Bits 4 to 5 the expected number of response data bytes. 2 , 4 or 8
See Microchip AN729. Page 5. Fig5.
PARITY BITS and PID
The ID is only 6 bits long (bit0 to bit5), bit6 and bit7 are used as parity bytes and provide a basic error detection this SCI frame. Once these parity bits are added to the ID, the byte is then known as the PID or Protected ID.
(I’ve found a couple of examples for calculating the parity bits ..some are total B*!!*£$£ )
Microchip AN729 and the LIN Specification gave info on this;
See Microchip AN729. Page 5. Fig5.
See LIN Spec 2.2. 2.3.1.3
My method implemented in FC look clunky...if anyone else has a better method let me know.
Upper two bits (7:6) are parity bits. Lower 6 bits (5:0) are the address.
Parity calculation method, using bitwise XOR
Parity 1 (Bit 7) = NOT( Bit1 XOR Bit3 XOR Bit 4 XOR Bit 5)
Parity 0 (Bit 6) = Bit0 XOR Bit 1 XOR Bit 2 XOR Bit 4
CHECKSUM
See LIN Spec 2.3.1.5
The last field of a frame is the checksum.
Classic checksum (LIN Slaves 1.x) contains the inverted eight bit sum with carry over all data bytes.
i.e. Sum up all of your 8 bit data bytes, allowing roll over, then bitwise invert the result.
Enhanced checksum (LIN Slaves 2.x) contains the inverted eight bit sum with carry over all data bytes and the protected identifier.

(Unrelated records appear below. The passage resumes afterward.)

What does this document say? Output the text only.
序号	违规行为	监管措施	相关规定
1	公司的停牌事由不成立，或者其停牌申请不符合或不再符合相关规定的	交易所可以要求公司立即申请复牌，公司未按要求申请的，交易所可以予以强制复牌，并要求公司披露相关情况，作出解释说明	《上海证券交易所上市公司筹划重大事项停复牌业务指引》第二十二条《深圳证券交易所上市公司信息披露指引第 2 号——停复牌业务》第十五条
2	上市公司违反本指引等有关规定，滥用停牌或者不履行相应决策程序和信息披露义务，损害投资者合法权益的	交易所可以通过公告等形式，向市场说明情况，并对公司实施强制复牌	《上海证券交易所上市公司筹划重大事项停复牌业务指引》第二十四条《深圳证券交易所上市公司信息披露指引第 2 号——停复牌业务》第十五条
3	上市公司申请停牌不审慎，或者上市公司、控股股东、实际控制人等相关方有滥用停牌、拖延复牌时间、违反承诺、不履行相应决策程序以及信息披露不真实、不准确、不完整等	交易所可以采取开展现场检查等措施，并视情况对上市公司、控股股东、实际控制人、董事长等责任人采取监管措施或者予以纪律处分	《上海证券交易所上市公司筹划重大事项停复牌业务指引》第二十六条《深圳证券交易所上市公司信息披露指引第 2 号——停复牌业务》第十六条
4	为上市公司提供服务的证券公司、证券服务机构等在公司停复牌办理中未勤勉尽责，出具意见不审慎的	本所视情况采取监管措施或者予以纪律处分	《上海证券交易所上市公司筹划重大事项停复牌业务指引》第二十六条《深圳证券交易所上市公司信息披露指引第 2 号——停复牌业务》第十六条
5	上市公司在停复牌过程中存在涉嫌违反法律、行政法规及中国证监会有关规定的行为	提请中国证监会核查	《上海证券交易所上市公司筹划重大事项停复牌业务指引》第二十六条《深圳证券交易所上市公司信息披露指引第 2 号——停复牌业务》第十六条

i.e. Sum up all of your 8 bit data bytes and the PID, allowing roll over, then bitwise invert the result.
As suggested in the PIC app note, I worked with an integer, monitored the value of the SUM, if this ever exceeded 256, subtracted 255.
Then cast the final value to a byte.
Use of classic or enhanced checksum is managed by the master node. So you need to know if your LIN devices are LIN 1.x or LIN 2.x slave nodes.
Frame identifiers 60 (0x3C) to 61 (0x3D) always use classic checksum.